TRIBUNNEWS.COM, JAKARTA - Kejaksaan Agung mengaku kesulitan untuk mencari keberadaan pengusaha Muhammad Riza Chalid.
Hal tersebut menurut Jaksa Agung Muda Tindak Pidana Khusus (Jampidsus) Arminsyah menunda permintaan keterangan dari taipan minyak yang disebut tengah berada di luar negeri.
"Kami anggap nanti. Analisa yang ada aja.

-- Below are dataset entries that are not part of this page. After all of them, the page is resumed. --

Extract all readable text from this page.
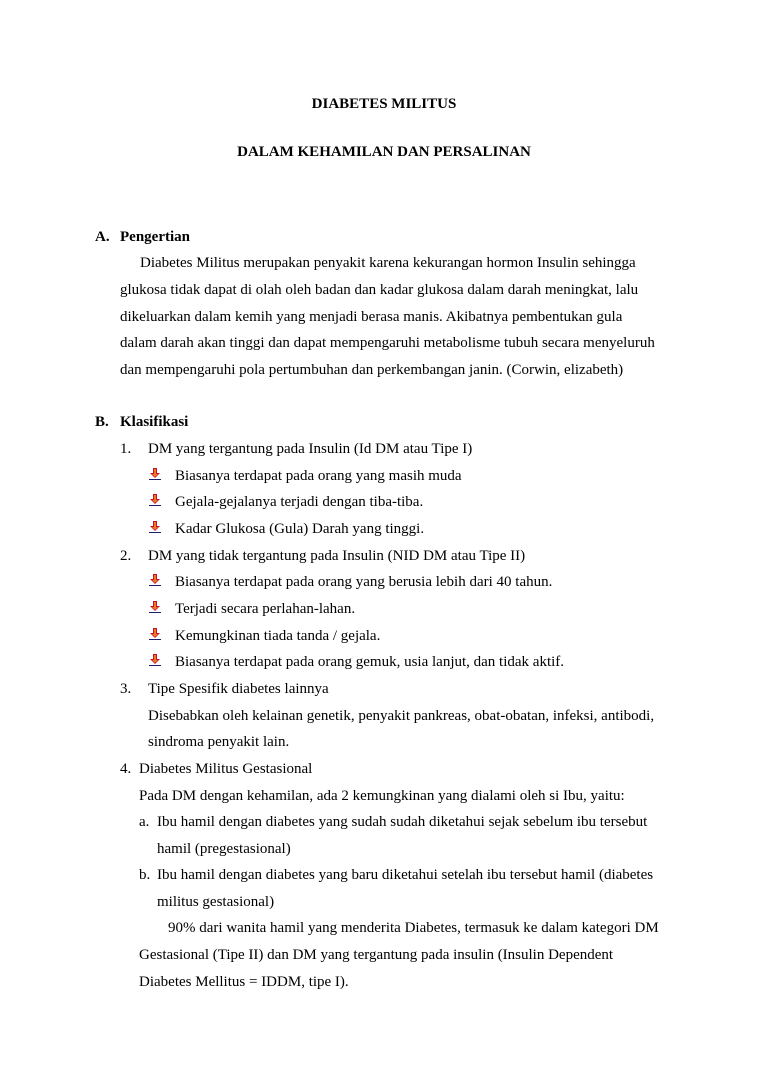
DIABETES MILITUS
DALAM KEHAMILAN DAN PERSALINAN
A. Pengertian
Diabetes Militus merupakan penyakit karena kekurangan hormon Insulin sehingga
glukosa tidak dapat di olah oleh badan dan kadar glukosa dalam darah meningkat, lalu
dikeluarkan dalam kemih yang menjadi berasa manis. Akibatnya pembentukan gula
dalam darah akan tinggi dan dapat mempengaruhi metabolisme tubuh secara menyeluruh
dan mempengaruhi pola pertumbuhan dan perkembangan janin. (Corwin, elizabeth)
B. Klasifikasi
1. DM yang tergantung pada Insulin (Id DM atau Tipe I)
Biasanya terdapat pada orang yang masih muda
Gejala-gejalanya terjadi dengan tiba-tiba.
Kadar Glukosa (Gula) Darah yang tinggi.
2. DM yang tidak tergantung pada Insulin (NID DM atau Tipe II)
Biasanya terdapat pada orang yang berusia lebih dari 40 tahun.
Terjadi secara perlahan-lahan.
Kemungkinan tiada tanda / gejala.
Biasanya terdapat pada orang gemuk, usia lanjut, dan tidak aktif.
3. Tipe Spesifik diabetes lainnya
Disebabkan oleh kelainan genetik, penyakit pankreas, obat-obatan, infeksi, antibodi,
sindroma penyakit lain.
4. Diabetes Militus Gestasional
Pada DM dengan kehamilan, ada 2 kemungkinan yang dialami oleh si Ibu, yaitu:
a. Ibu hamil dengan diabetes yang sudah sudah diketahui sejak sebelum ibu tersebut
hamil (pregestasional)
b. Ibu hamil dengan diabetes yang baru diketahui setelah ibu tersebut hamil (diabetes
militus gestasional)
90% dari wanita hamil yang menderita Diabetes, termasuk ke dalam kategori DM
Gestasional (Tipe II) dan DM yang tergantung pada insulin (Insulin Dependent
Diabetes Mellitus = IDDM, tipe I).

Masa kami hanya menunggu dia saja," kata Arminsyah di depan Gedung Bundar Kejaksaan, Kemayoran Baru, Jakarta, Rabu (27/1/2016).
Arminsyah menegaskan upaya penyelidikan skandal yang awam dikenal dengan sebutan Papa minta saham, ketiadaan keterangan dari Riza Chalid tidak membuat jalannya perkara berhenti.
Meski demikian, Jampidsus menyatakan keterangan dari Riza Chalid penting perannya dalam pengungkapan dugaan permufakatan jahat yang mencatut nama presiden.
"Penting karena dia (Riza) termasuk orang bertiga berbicara, tapi kalau mengejar terus tidak ada akhirnya," kata Jampidsus.
Kasus yang awam dikenal dengan Skandal Papa minta saham, bermula saat Menteri Energi dan Sumber Daya Mineral Sudirman Said melaporkan mantan Ketua DPR RI Setya Novanto ke Mahkamah Kehormatan Dewan (MKD) pada Senin (16/11/2015).
Pelaporan itu dilakukan karena Sudirman mengetahui Setya mencatut nama presiden dan wakil presiden saat bertemu mantan Direktur Utama PT Freeport Indonesia Maroef Sjamsuddin bersama pengusaha Muhammad Riza Chalid dari sebuah rekaman pembicaraan.
Dalam pertemuan tersebut, terindikasi politisi Partai Golkar itu mencatut nama presiden guna meminta sejumlah saham PLTA Urumka, Papua yang tengah dibangun PT FI dan berjanji memuluskan negosiasi perpanjangan kontrak karya perusahaan tambang asal negeri Paman Sam itu.
Kejaksaan melihat ada dugaan permufakatan jahat dalam pembicaraan tersebut yang dapat dijerat dengan undang-undang tindak pidana korupsi.